MICHAEL was born with a deformity which prevented him from being a proficient handyman.
It was not a particularly visible deformity.
In fact, the midwife who delivered him had not even noticed his deficiency. He seemed to have all the bits and pieces he would need in life — two legs, two arms, 10 fingers and 10 toes. His breathing was fine, his heartbeat was strong. He seemed normal.
But there was something wrong … something that did not become apparent until he started learning about handyman skills in grade seven of school. He was hopeless at both woodwork and metalwork.
Some males claim to be missing a gene that gives them the instinctive skill to make items out of wood or weld metal together to make fabulous constructions. That’s what Michael thought at first, too, when he was one of 26 boys who made a cement trowel from the same pattern in grade seven woodwork. Twenty-five of them looked exactly the same. His looked considerably different.
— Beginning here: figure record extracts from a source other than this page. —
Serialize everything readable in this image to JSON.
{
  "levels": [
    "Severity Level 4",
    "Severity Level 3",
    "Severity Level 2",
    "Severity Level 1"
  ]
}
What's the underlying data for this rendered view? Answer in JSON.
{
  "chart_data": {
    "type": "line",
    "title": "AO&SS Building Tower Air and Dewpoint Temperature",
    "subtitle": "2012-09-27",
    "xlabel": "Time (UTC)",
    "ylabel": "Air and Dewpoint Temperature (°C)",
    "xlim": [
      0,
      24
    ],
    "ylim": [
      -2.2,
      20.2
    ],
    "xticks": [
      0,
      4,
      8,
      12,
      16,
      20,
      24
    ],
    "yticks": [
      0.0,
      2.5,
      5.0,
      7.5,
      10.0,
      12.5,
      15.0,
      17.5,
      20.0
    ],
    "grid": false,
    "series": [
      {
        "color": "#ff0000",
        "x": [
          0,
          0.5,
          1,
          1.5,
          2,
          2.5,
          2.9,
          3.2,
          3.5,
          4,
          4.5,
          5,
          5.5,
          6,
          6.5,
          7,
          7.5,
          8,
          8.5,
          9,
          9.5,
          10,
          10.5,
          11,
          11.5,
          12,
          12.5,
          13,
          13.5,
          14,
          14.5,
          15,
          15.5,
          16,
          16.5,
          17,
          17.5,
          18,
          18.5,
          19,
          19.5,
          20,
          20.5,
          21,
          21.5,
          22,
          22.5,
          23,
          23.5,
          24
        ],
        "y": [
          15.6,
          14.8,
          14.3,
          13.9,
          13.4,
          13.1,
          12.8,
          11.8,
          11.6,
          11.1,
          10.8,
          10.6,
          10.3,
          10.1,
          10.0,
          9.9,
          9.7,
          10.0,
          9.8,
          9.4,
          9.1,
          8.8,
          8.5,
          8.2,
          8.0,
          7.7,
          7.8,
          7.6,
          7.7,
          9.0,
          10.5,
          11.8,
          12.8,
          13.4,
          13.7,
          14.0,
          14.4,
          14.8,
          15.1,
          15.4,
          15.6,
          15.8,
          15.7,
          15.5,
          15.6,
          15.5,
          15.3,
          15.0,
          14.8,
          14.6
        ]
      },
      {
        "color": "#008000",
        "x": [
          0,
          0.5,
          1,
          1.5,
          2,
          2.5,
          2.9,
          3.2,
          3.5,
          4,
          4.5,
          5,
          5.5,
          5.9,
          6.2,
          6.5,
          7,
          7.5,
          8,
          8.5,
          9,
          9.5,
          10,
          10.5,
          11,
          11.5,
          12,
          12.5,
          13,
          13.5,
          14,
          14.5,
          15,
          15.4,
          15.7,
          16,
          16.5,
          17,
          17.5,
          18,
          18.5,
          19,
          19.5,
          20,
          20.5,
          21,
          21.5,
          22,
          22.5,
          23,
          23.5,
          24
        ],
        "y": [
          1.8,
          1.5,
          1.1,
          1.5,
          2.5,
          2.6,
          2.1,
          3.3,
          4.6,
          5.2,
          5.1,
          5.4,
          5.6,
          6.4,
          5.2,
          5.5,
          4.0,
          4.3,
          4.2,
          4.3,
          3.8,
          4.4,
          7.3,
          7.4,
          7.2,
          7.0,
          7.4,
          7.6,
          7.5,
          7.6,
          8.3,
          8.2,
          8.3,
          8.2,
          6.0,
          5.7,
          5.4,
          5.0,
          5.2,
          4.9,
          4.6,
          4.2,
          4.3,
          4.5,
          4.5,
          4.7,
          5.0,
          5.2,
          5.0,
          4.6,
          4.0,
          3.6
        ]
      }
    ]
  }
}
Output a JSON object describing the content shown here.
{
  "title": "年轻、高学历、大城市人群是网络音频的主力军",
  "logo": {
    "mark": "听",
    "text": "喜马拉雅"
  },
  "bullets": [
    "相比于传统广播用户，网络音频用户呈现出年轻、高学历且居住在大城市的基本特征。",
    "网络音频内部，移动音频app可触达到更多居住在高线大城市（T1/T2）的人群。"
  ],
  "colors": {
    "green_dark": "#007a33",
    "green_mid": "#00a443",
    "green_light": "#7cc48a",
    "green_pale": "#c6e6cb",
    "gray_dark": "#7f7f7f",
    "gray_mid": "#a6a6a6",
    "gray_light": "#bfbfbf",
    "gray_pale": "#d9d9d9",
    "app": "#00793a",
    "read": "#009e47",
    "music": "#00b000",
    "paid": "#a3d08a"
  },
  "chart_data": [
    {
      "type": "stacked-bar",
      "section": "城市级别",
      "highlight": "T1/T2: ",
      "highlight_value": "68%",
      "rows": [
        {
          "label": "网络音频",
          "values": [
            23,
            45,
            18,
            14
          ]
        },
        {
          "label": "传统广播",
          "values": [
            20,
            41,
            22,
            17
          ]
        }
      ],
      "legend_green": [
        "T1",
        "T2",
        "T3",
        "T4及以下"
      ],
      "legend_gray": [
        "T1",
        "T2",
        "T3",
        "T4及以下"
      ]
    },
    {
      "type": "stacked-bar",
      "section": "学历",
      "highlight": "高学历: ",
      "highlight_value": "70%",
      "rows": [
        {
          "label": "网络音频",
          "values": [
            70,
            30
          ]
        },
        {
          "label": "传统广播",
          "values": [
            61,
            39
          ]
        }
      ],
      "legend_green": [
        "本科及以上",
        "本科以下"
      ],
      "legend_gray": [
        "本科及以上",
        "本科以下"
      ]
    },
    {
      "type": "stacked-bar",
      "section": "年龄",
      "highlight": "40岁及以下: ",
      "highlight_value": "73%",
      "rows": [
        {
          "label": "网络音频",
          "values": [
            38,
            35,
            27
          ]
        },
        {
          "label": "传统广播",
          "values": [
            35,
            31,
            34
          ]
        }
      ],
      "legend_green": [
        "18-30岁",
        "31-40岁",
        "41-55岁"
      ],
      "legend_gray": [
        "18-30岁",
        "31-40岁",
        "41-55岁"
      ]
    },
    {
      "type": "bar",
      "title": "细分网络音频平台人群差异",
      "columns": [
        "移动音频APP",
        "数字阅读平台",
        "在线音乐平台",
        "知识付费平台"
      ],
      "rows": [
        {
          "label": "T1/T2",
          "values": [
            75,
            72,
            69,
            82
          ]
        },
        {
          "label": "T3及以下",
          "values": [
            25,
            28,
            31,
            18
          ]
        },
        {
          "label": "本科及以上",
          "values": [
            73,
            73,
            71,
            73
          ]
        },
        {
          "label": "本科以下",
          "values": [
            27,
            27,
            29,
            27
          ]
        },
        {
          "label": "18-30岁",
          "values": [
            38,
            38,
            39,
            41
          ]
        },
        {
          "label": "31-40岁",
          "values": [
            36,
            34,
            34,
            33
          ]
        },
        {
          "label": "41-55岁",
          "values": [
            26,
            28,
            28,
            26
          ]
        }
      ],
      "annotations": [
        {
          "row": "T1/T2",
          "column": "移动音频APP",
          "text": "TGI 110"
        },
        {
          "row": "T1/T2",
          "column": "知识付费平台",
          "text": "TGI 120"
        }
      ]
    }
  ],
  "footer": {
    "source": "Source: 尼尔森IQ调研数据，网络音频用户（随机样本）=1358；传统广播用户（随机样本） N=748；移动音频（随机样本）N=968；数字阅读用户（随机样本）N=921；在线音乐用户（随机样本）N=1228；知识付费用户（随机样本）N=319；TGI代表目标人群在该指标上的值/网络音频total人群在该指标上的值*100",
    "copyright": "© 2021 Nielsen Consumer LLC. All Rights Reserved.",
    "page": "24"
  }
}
He was no better at metalwork. Thirty years later, his metalwork teacher is still trying to work out how Michael managed to accidentally weld the school’s football team’s trophy to a wooden workbench.
No, it was more than a missing gene.
Deep down he knew that, even though it took him some years to work out his problem.
The penny dropped for him one night. Michael woke up in a sweat and just knew.
He found it difficult to come to grips with this affliction he had just put his finger on, but he coped and by the time he married Lisa, he was 29 and had accepted his fate. He knew he should have told his wife before they married, but he waited until their wedding night. She came very close to going home to her mother in tears.
But she stood by her man.
Nobody expected him to father children, least of all Michael. For the first time in his life though he managed to get Part A to match with Part B. Lisa had a bouncing baby boy, perfect in every way. The day of the birth was the happiest day of Michael’s life.
It was also the last really happy day of his life.
You see, one of the big responsibilities of being the father of a boy is to teach the young whipper-snapper how to be a handyman. You start by buying him some rudimentary plastic tools when he is two: a little hammer, a little saw, a little screwdriver and a few plastic bolts. Then you show him how to fix things. You nail some picture hooks into the wall. You fix some dodgy doorknobs. You unstick some stuck windows. And all the time, the little tacker is close to you, with his little plastic toolbox, asking ‘Daddy, can I help?’
By the time he is in his mid-teens you work up to some big-ticket items. You build your wife that pergola she has always wanted. You add a parents’ retreat and en suite to the back of the house.
You and your son transplant the big oak tree in the front yard two feet to the left so the sun shines more brightly into the sunroom each afternoon at 3 o’clock.
But Michael did not experience those types of joys.
And he knew that one day his son would want to know why.
The awful moment came the day the boy turned 16.
‘Well, son, it’s like this.’ Michael’s voice was trembling. ‘You know how you always see carpenters and plumbers and builders and electricians with pencils behind their ears?’
‘Yes, dad,’ The boy hung on every traumatic word.
‘Well, son, I can’t do that. I was born with ears that stick out too far from my head. I’m deformed.’